In deze zaak hebben de passagiers, die als wettelijk vertegenwoordigers optreden voor hun minderjarige kinderen, een verzoek ingediend tegen de buitenlandse luchtvaartmaatschappij Deutsche Lufthansa Aktiengesellschaft. De passagiers stellen dat zij te maken hebben gehad met een instapweigering en vragen compensatie op grond van de Europese Verordening (EG) nr. 261/2004. De feiten van de zaak zijn als volgt: de passagiers hadden een vervoersovereenkomst voor een vlucht van Amsterdam via München naar Alicante op 19 april 2019, maar arriveerden met meer dan drie uur vertraging op hun eindbestemming. De vervoerder heeft de claim van de passagiers betwist en aangetoond dat zij te laat waren met inchecken.
De kantonrechter heeft het procesverloop in detail bekeken, inclusief de ingediende vorderingsformulieren en de correspondentie tussen partijen. De passagiers hebben verzocht om een vergoeding van € 2.188,67, inclusief compensatie op basis van de Verordening en bijkomende kosten. De vervoerder heeft echter betwist dat de passagiers recht hebben op compensatie, en heeft bewijs geleverd dat de vlucht niet overboekt was en dat de passagiers te laat waren met inchecken.
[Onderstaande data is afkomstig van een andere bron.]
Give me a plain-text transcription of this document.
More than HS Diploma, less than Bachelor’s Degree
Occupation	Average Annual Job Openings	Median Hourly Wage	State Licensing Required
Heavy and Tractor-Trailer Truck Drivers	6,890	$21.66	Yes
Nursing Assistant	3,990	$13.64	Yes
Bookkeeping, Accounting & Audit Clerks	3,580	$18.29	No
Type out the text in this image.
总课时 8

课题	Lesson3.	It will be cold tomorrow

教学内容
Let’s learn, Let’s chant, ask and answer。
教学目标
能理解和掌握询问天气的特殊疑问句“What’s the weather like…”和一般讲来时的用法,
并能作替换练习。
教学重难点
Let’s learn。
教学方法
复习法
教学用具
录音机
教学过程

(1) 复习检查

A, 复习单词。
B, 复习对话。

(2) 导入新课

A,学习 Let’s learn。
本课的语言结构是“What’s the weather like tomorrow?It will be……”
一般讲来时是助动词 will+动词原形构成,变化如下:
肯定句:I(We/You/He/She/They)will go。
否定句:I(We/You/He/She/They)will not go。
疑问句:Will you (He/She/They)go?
Na beoordeling van de feiten heeft de kantonrechter vastgesteld dat de passagiers niet voldaan hebben aan de vereisten van de Verordening, omdat zij zelf verantwoordelijk zijn voor tijdig inchecken. De vordering van de passagiers is afgewezen, evenals hun verzoek om vergoeding van aanvullende kosten. De proceskosten zijn toegewezen aan de vervoerder, aangezien de passagiers ongelijk hebben gekregen. De beschikking is gegeven door kantonrechter M.M. Kruithof en is openbaar uitgesproken in aanwezigheid van de griffier.